In 2020, the Centers for Disease Control and Prevention (CDC) reported 92,700 fatal overdoses in the US; an increase of 29% compared to 2019. This rate is approximately 28 per 100,000 people almost double the rate of 14.7 per 100,000 people in 2014. Much of this explosion in overdoses has been fueled by the opioid crisis. From the discussion in my previous post, recall the concept of the Iron Law of Prohibition, the economic principle that holds that artificially imposed barriers to entry and supply exert pressure to simultaneously minimize volume and maximize profit. While drugs such as cocaine, heroin, and methamphetamine incur transaction costs associated with illicit trafficking, legal opioids were a readily available and initially legal substitute for illegal opioids such as heroin. Conversely, there are attempts to criminalize the non-medical use of legal opioids such as oxycodone has increased the trafficking and use of readily available synthetic opioids such as fentanyl.

Gottschalk (2023) provides a fascinating look back at how the opioid crisis has evolved. She traces its beginnings to the 1980s moral panic over crack, a cheaply produced derivative of cocaine that provided politicians with a convenient justification for engaging in “tough on crime” rhetoric. Despite a lack of hard, valid evidence, this rock upon which to build a political religion of comprehensive prohibition claimed that this new scourge was immediately, inevitably addictive, invariably caused violent, antisocial behavior in users, and would spawn a new generation of addicts. disabled babies who require expensive medical care throughout their lives. Although separate from the later opioid crisis itself, it provided the backdrop against which illicit synthetic opioids could flourish and create a new enemy against which policymakers could unite.

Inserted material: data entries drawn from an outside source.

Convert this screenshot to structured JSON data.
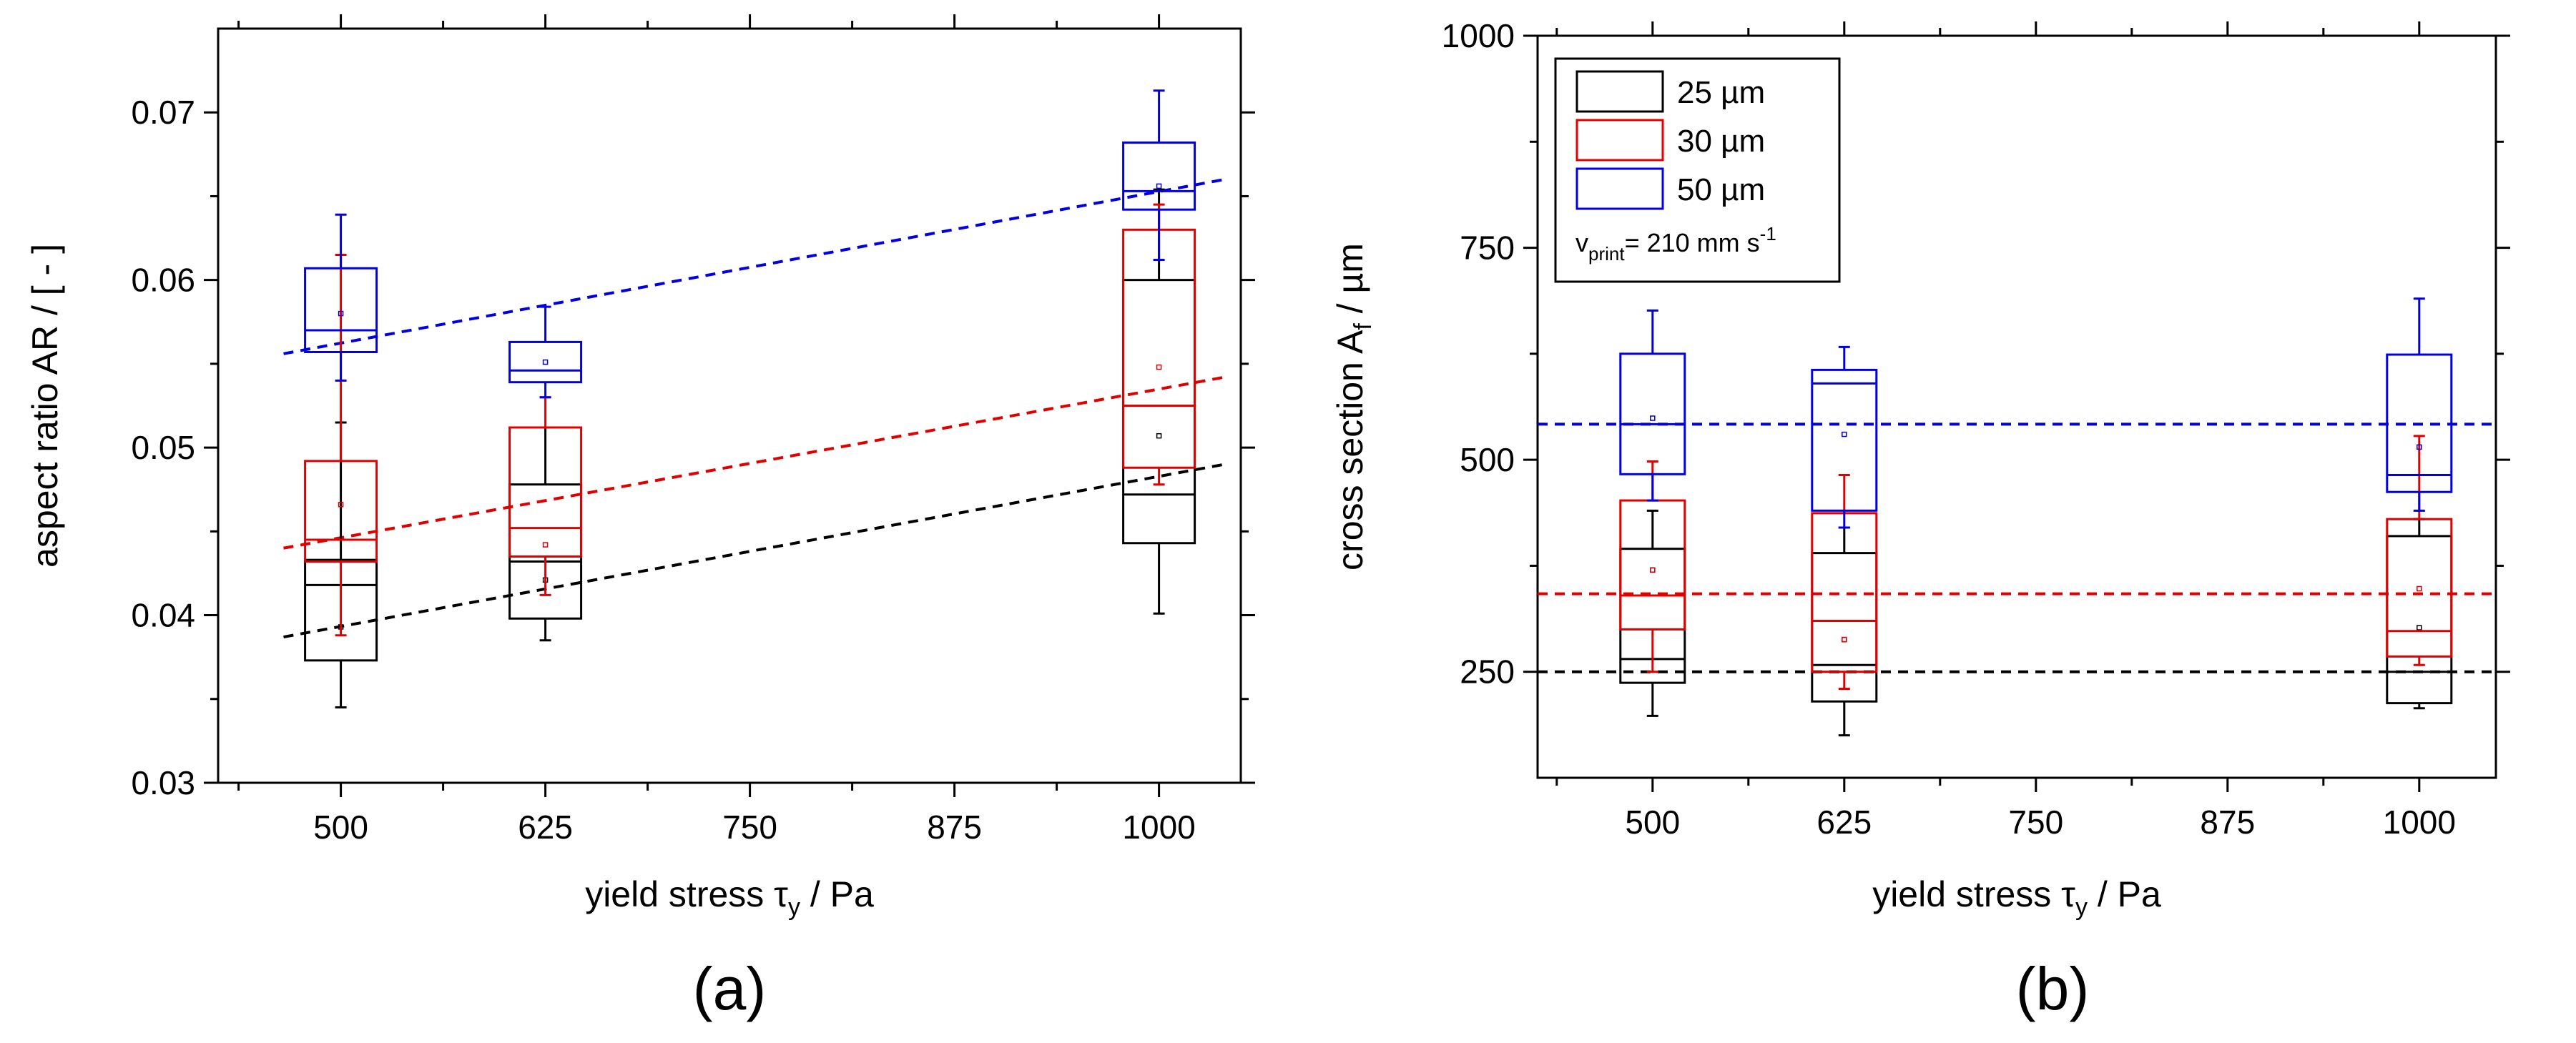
{
  "chart_data": [
    {
      "type": "box",
      "panel_label": "(a)",
      "xlabel": {
        "main": "yield stress ",
        "symbol": "τ",
        "sub": "y",
        "tail": " / Pa"
      },
      "ylabel": "aspect ratio AR / [ - ]",
      "xlim": [
        425,
        1050
      ],
      "ylim": [
        0.03,
        0.075
      ],
      "xticks": [
        500,
        625,
        750,
        875,
        1000
      ],
      "xtick_labels": [
        "500",
        "625",
        "750",
        "875",
        "1000"
      ],
      "yticks": [
        0.03,
        0.04,
        0.05,
        0.06,
        0.07
      ],
      "ytick_labels": [
        "0.03",
        "0.04",
        "0.05",
        "0.06",
        "0.07"
      ],
      "series": [
        {
          "name": "25 µm",
          "color": "#000000",
          "boxes": [
            {
              "x": 500,
              "whisker_low": 0.0345,
              "q1": 0.0373,
              "median": 0.0418,
              "q3": 0.0433,
              "whisker_high": 0.0515,
              "mean": 0.0393
            },
            {
              "x": 625,
              "whisker_low": 0.0385,
              "q1": 0.0398,
              "median": 0.0432,
              "q3": 0.0478,
              "whisker_high": 0.0512,
              "mean": 0.0421
            },
            {
              "x": 1000,
              "whisker_low": 0.0401,
              "q1": 0.0443,
              "median": 0.0472,
              "q3": 0.06,
              "whisker_high": 0.0654,
              "mean": 0.0507
            }
          ],
          "trend": {
            "x": [
              465,
              1040
            ],
            "y": [
              0.0387,
              0.049
            ]
          }
        },
        {
          "name": "30 µm",
          "color": "#e00000",
          "boxes": [
            {
              "x": 500,
              "whisker_low": 0.0388,
              "q1": 0.0432,
              "median": 0.0445,
              "q3": 0.0492,
              "whisker_high": 0.0615,
              "mean": 0.0466
            },
            {
              "x": 625,
              "whisker_low": 0.0412,
              "q1": 0.0435,
              "median": 0.0452,
              "q3": 0.0512,
              "whisker_high": 0.053,
              "mean": 0.0442
            },
            {
              "x": 1000,
              "whisker_low": 0.0478,
              "q1": 0.0488,
              "median": 0.0525,
              "q3": 0.063,
              "whisker_high": 0.0645,
              "mean": 0.0548
            }
          ],
          "trend": {
            "x": [
              465,
              1040
            ],
            "y": [
              0.044,
              0.0542
            ]
          }
        },
        {
          "name": "50 µm",
          "color": "#0000e0",
          "boxes": [
            {
              "x": 500,
              "whisker_low": 0.054,
              "q1": 0.0557,
              "median": 0.057,
              "q3": 0.0607,
              "whisker_high": 0.0639,
              "mean": 0.058
            },
            {
              "x": 625,
              "whisker_low": 0.053,
              "q1": 0.0539,
              "median": 0.0546,
              "q3": 0.0563,
              "whisker_high": 0.0584,
              "mean": 0.0551
            },
            {
              "x": 1000,
              "whisker_low": 0.0612,
              "q1": 0.0642,
              "median": 0.0653,
              "q3": 0.0682,
              "whisker_high": 0.0713,
              "mean": 0.0656
            }
          ],
          "trend": {
            "x": [
              465,
              1040
            ],
            "y": [
              0.0556,
              0.066
            ]
          }
        }
      ]
    },
    {
      "type": "box",
      "panel_label": "(b)",
      "xlabel": {
        "main": "yield stress ",
        "symbol": "τ",
        "sub": "y",
        "tail": " / Pa"
      },
      "ylabel": {
        "main": "cross section A",
        "sub": "f",
        "tail": " / µm"
      },
      "xlim": [
        425,
        1050
      ],
      "ylim": [
        125,
        1000
      ],
      "xticks": [
        500,
        625,
        750,
        875,
        1000
      ],
      "xtick_labels": [
        "500",
        "625",
        "750",
        "875",
        "1000"
      ],
      "yticks": [
        250,
        500,
        750,
        1000
      ],
      "ytick_labels": [
        "250",
        "500",
        "750",
        "1000"
      ],
      "legend": {
        "position": "top-left",
        "entries": [
          "25 µm",
          "30 µm",
          "50 µm"
        ],
        "annotation": {
          "main": "v",
          "sub": "print",
          "mid": "= 210 mm s",
          "sup": "-1"
        }
      },
      "series": [
        {
          "name": "25 µm",
          "color": "#000000",
          "boxes": [
            {
              "x": 500,
              "whisker_low": 198,
              "q1": 237,
              "median": 265,
              "q3": 395,
              "whisker_high": 440,
              "mean": 370
            },
            {
              "x": 625,
              "whisker_low": 175,
              "q1": 215,
              "median": 258,
              "q3": 390,
              "whisker_high": 420,
              "mean": 288
            },
            {
              "x": 1000,
              "whisker_low": 207,
              "q1": 213,
              "median": 250,
              "q3": 410,
              "whisker_high": 430,
              "mean": 302
            }
          ],
          "trend": {
            "x": [
              425,
              1050
            ],
            "y": [
              250,
              250
            ]
          }
        },
        {
          "name": "30 µm",
          "color": "#e00000",
          "boxes": [
            {
              "x": 500,
              "whisker_low": 250,
              "q1": 300,
              "median": 340,
              "q3": 452,
              "whisker_high": 498,
              "mean": 370
            },
            {
              "x": 625,
              "whisker_low": 230,
              "q1": 250,
              "median": 310,
              "q3": 437,
              "whisker_high": 482,
              "mean": 288
            },
            {
              "x": 1000,
              "whisker_low": 258,
              "q1": 268,
              "median": 298,
              "q3": 430,
              "whisker_high": 528,
              "mean": 348
            }
          ],
          "trend": {
            "x": [
              425,
              1050
            ],
            "y": [
              342,
              342
            ]
          }
        },
        {
          "name": "50 µm",
          "color": "#0000e0",
          "boxes": [
            {
              "x": 500,
              "whisker_low": 452,
              "q1": 483,
              "median": 542,
              "q3": 625,
              "whisker_high": 676,
              "mean": 549
            },
            {
              "x": 625,
              "whisker_low": 420,
              "q1": 440,
              "median": 590,
              "q3": 606,
              "whisker_high": 633,
              "mean": 530
            },
            {
              "x": 1000,
              "whisker_low": 440,
              "q1": 462,
              "median": 482,
              "q3": 624,
              "whisker_high": 690,
              "mean": 515
            }
          ],
          "trend": {
            "x": [
              425,
              1050
            ],
            "y": [
              542,
              542
            ]
          }
        }
      ]
    }
  ]
}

Meanwhile, pharmaceutical company Purdue Pharma, which marketed itself as a leader in groundbreaking pain relief, led the way in convincing regulators to greenlight sales of its synthetic opioid OxyContin in 1995. OxyContin and other variants of oxycodone were found to be very effective. addictive, which the manufacturers of these plastics knew in advance. Working with co-conspirators like Walmart, Walgreens, and CVS, these pills were heavily marketed, especially in rural communities, where doctors readily prescribed them to anyone who complained of pain. Soon, regulators and policymakers recognized that an epidemic was coming and took action. Predictably, instead of treating the rising tide of addiction and overdoses as a public health crisis, they responded by trying to limit the supply of these drugs, limiting the number of pills doctors could prescribe, to whom they could give them prescribing, and by creating a prescription monitoring program that criminally prosecutes doctors who exceed prescribed limits.

Ultimately, supply always follows demand, and in the absence of the desired product, substitutes will fill the gap. In this case, users addicted to oxycodone and similar synthetic derivatives turned to existing opioids available on the street, namely heroin. While interdiction efforts obviously limit the available heroin supply to some extent, it is possible to increase the potency of the available supply. Consider fentanyl, a synthetic opiate that is both available domestically with a legitimate prescription and relatively easy to smuggle across borders. Fentanyl could be that up to fifty times more powerful than heroin, which naturally increases the potency of medications laced with fentanyl. The result has been a marked increase in overdoses, both fatal and non-fatal, and in communicable diseases spread by needle sharing (Meyer, et al., 2023), (Leyton & Krausz, 2024). The tragedy lies in the fact that none of this is necessary.


Tarnell Brown is an economist and analyst from Atlanta.